Mechanism-Based Resistance: Resistance to ε-PL may arise from alterations in microbial cell membrane composition or metabolism, rendering cells less susceptible to its antimicrobial effects. However, such mechanism-based resistance mechanisms are relatively rare and may require significant genetic changes in microbial populations.
Cross-Resistance: Cross-resistance between ε-PL and conventional antibiotics is minimal due to differences in their mechanisms of action and molecular targets. This lack of cross-resistance makes ε-PL a valuable alternative to conventional antibiotics for combating multidrug-resistant pathogens and reducing the risk of antibiotic resistance development.
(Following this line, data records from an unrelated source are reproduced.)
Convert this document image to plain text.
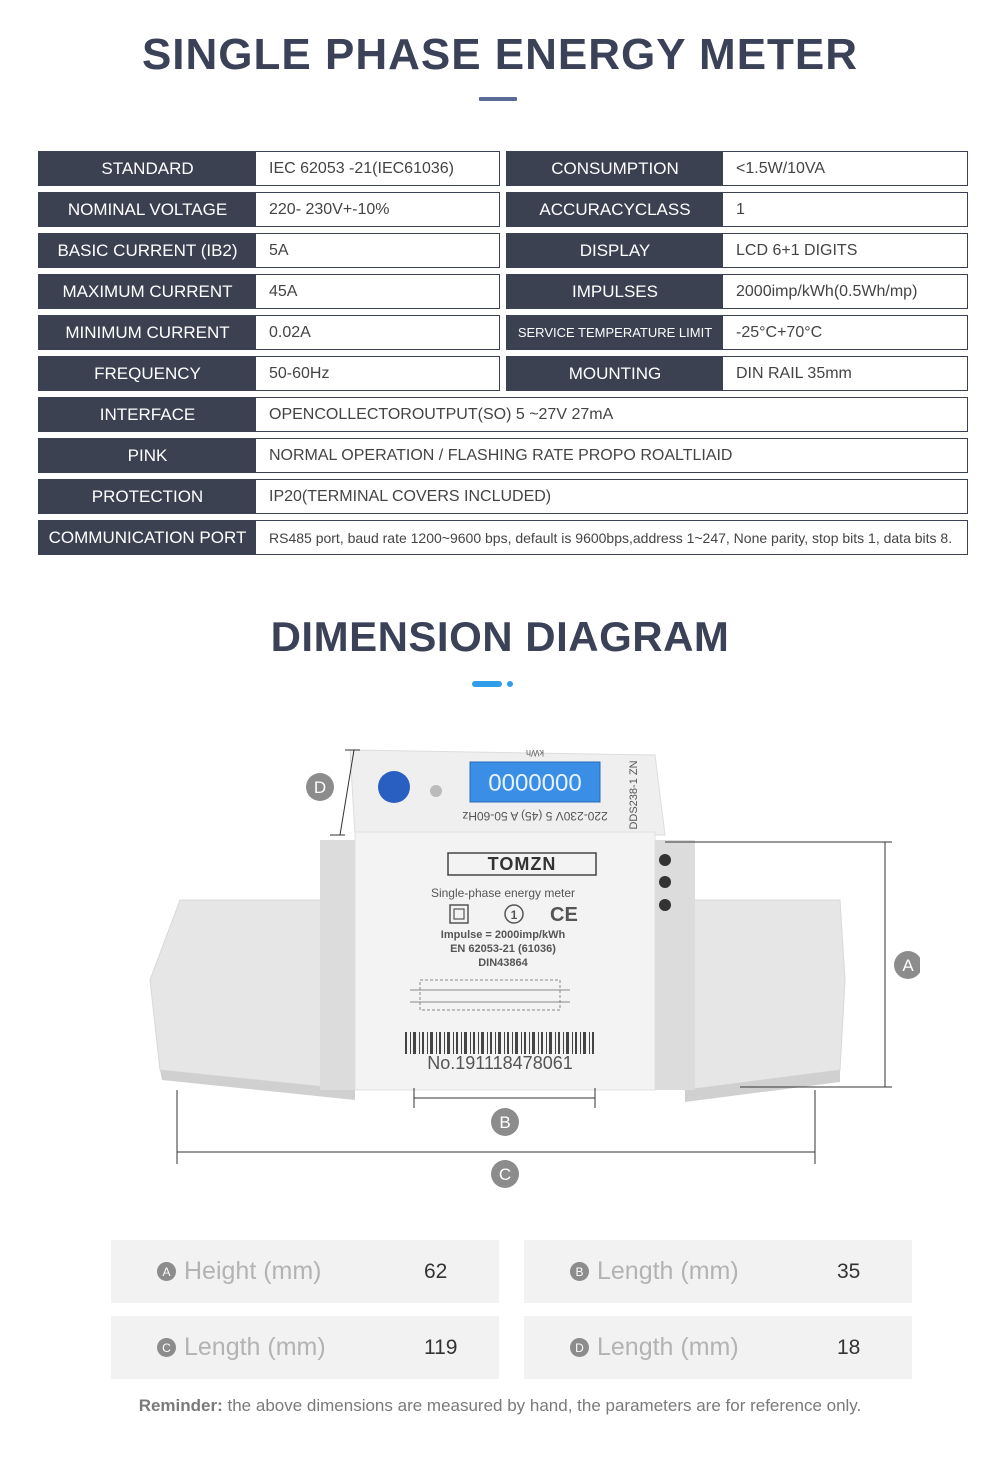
SINGLE PHASE ENERGY METER
STANDARD	IEC 62053 -21(IEC61036)	CONSUMPTION	<1.5W/10VA
NOMINAL VOLTAGE	220- 230V+-10%	ACCURACYCLASS	1
BASIC CURRENT (IB2)	5A	DISPLAY	LCD 6+1 DIGITS
MAXIMUM CURRENT	45A	IMPULSES	2000imp/kWh(0.5Wh/mp)
MINIMUM CURRENT	0.02A	SERVICE TEMPERATURE LIMIT	-25°C+70°C
FREQUENCY	50-60Hz	MOUNTING	DIN RAIL 35mm
INTERFACE	OPENCOLLECTOROUTPUT(SO) 5 ~27V 27mA
PINK	NORMAL OPERATION / FLASHING RATE PROPO ROALTLIAID
PROTECTION	IP20(TERMINAL COVERS INCLUDED)
COMMUNICATION PORT	RS485 port, baud rate 1200~9600 bps, default is 9600bps,address 1~247, None parity, stop bits 1, data bits 8.
DIMENSION DIAGRAM
0000000
kWh
220-230V 5 (45) A 50-60Hz DDS238-1 ZN
TOMZN
Single-phase energy meter
1 CE
Impulse = 2000imp/kWh
EN 62053-21 (61036)
DIN43864
No.191118478061
D
A
B
C
A Height (mm)	62	B Length (mm)	35
C Length (mm)	119	D Length (mm)	18
Reminder: the above dimensions are measured by hand, the parameters are for reference only.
ε-Polylysine hydrochloride exhibits potent antimicrobial activity against various microorganisms through mechanisms involving membrane disruption and interference with cellular metabolism. Its broad-spectrum efficacy, low resistance development, and minimal cross-resistance make it a promising antimicrobial agent for diverse applications in food preservation, healthcare, and biotechnology. Further research into the molecular mechanisms underlying ε-PL's antimicrobial activity and its potential synergistic interactions with other antimicrobial agents will enhance our understanding of its therapeutic potential and contribute to the development of novel antimicrobial strategies.